We had almost no Winter this year; and the Spring has been most unusual.  Across the mainland Europe, warm days were interrupted with days of heavy rain and wind.

A week ago Amelia and I were driving near the city of Cognac and it was truly sad to see large tracks of vineyards completely flattened by hail-storm of late May.  They will have very little grape to harvest this year as well as next year, as next year’s crop should appear on this year’s growth.

In this little corner of the Charente-Maritime of France we have been gratefully sheltered from the worst of the inclement weather.

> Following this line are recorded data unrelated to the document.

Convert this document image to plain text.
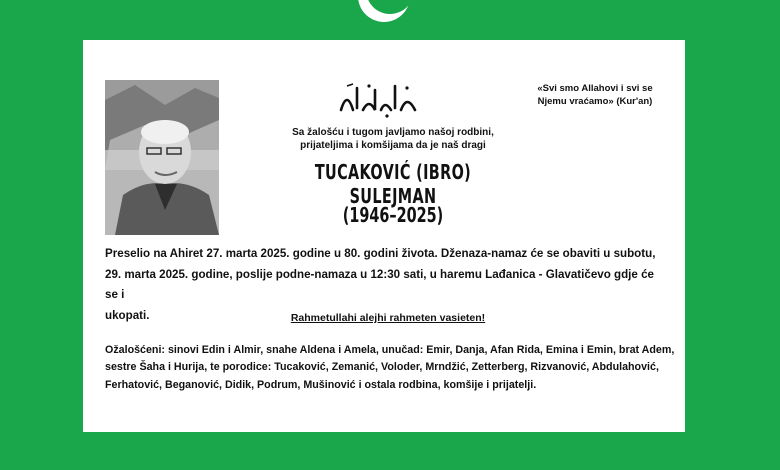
«Svi smo Allahovi i svi se
Njemu vraćamo» (Kur'an)
Sa žalošću i tugom javljamo našoj rodbini,
prijateljima i komšijama da je naš dragi
TUCAKOVIĆ (IBRO) SULEJMAN
(1946–2025)
Preselio na Ahiret 27. marta 2025. godine u 80. godini života. Dženaza-namaz će se obaviti u subotu,
29. marta 2025. godine, poslije podne-namaza u 12:30 sati, u haremu Lađanica - Glavatičevo gdje će se i
ukopati.	Rahmetullahi alejhi rahmeten vasieten!
Ožalošćeni: sinovi Edin i Almir, snahe Aldena i Amela, unučad: Emir, Danja, Afan Rida, Emina i Emin, brat Adem,
sestre Šaha i Hurija, te porodice: Tucaković, Zemanić, Voloder, Mrndžić, Zetterberg, Rizvanović, Abdulahović,
Ferhatović, Beganović, Didik, Podrum, Mušinović i ostala rodbina, komšije i prijatelji.
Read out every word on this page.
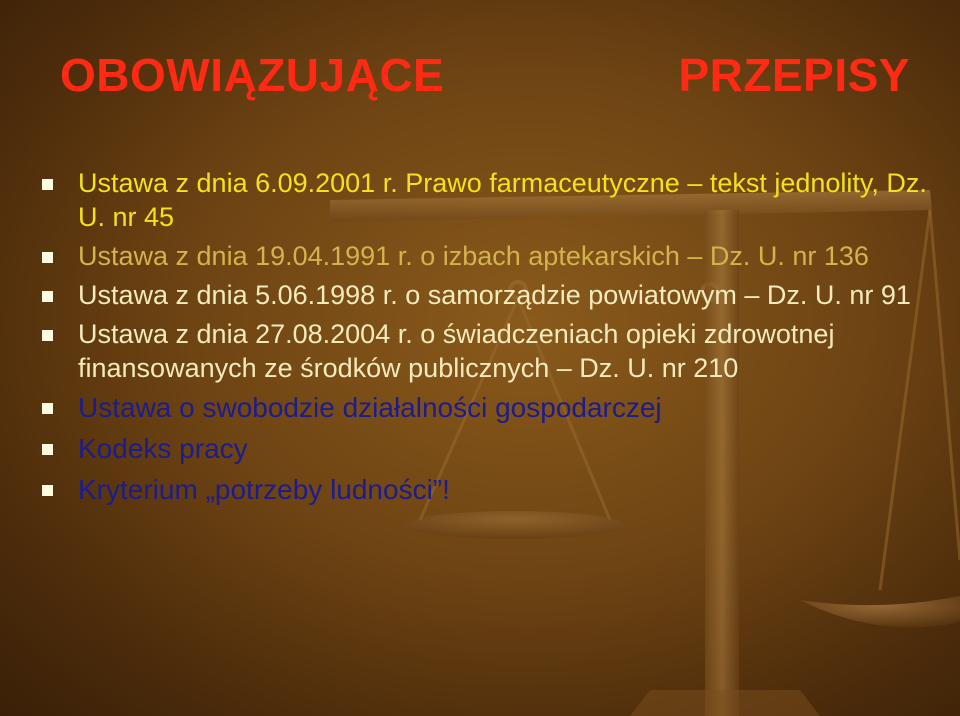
OBOWIĄZUJĄCE	PRZEPISY
Ustawa z dnia 6.09.2001 r. Prawo farmaceutyczne – tekst jednolity, Dz. U. nr 45
Ustawa z dnia 19.04.1991 r. o izbach aptekarskich – Dz. U. nr 136
Ustawa z dnia 5.06.1998 r. o samorządzie powiatowym – Dz. U. nr 91
Ustawa z dnia 27.08.2004 r. o świadczeniach opieki zdrowotnej finansowanych ze środków publicznych – Dz. U. nr 210
Ustawa o swobodzie działalności gospodarczej
Kodeks pracy
Kryterium „potrzeby ludności”!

Since 20th June the temperature has suddenly shot up to over 30 degrees C (about 90 degrees F).  The garden has changed, as some of the Spring flowers have faded and others such as monarda and hydrangeas have  taken over.

Hydrangeas

The bees have been extra busy, but for a while I had some difficulty retrieving my bee suit and the bee equipment.  They are all stored in the cellar just outside the utility room.  There is a little beam there less than two metres high and a little redstart had decided to nest there using an old robin’s nest.

redstart nesting

Another sneaky look whilst she was away and what do I discover?  The little lady has been really busy.

redstart eggs

Five tiny eggs packed in gently in the old nest which she had repaired.

Two or three days after that I had another quick look to see what is happening.

redstart chicks

They were all there.  All five of them.

It became a little easier after that to enter and leave the cellar to retrieve my bee suit.  But at each occasion, the chicks thought that their mummy has returned and will feed them soon.

redstart chicks

Meanwhile in the olive tree in the front garden a little sparrow was waiting for his mother.

baby sparrow

Oh, well.  If mummy is slow in returning, perhaps the little fluff ball can have a go at the seeds himself.

baby sparrow

But what is this little bird in the water tough?  He is having what my little grand-daughter calls her ‘splishy-splashy’.

baby sparrow having a bath

Even the blue tits is wondering who he is.

birds at the water dish

Despite the heat, I must go and cut the grass in the back garden.  But I don’t really have the heart cutting the wild flowers.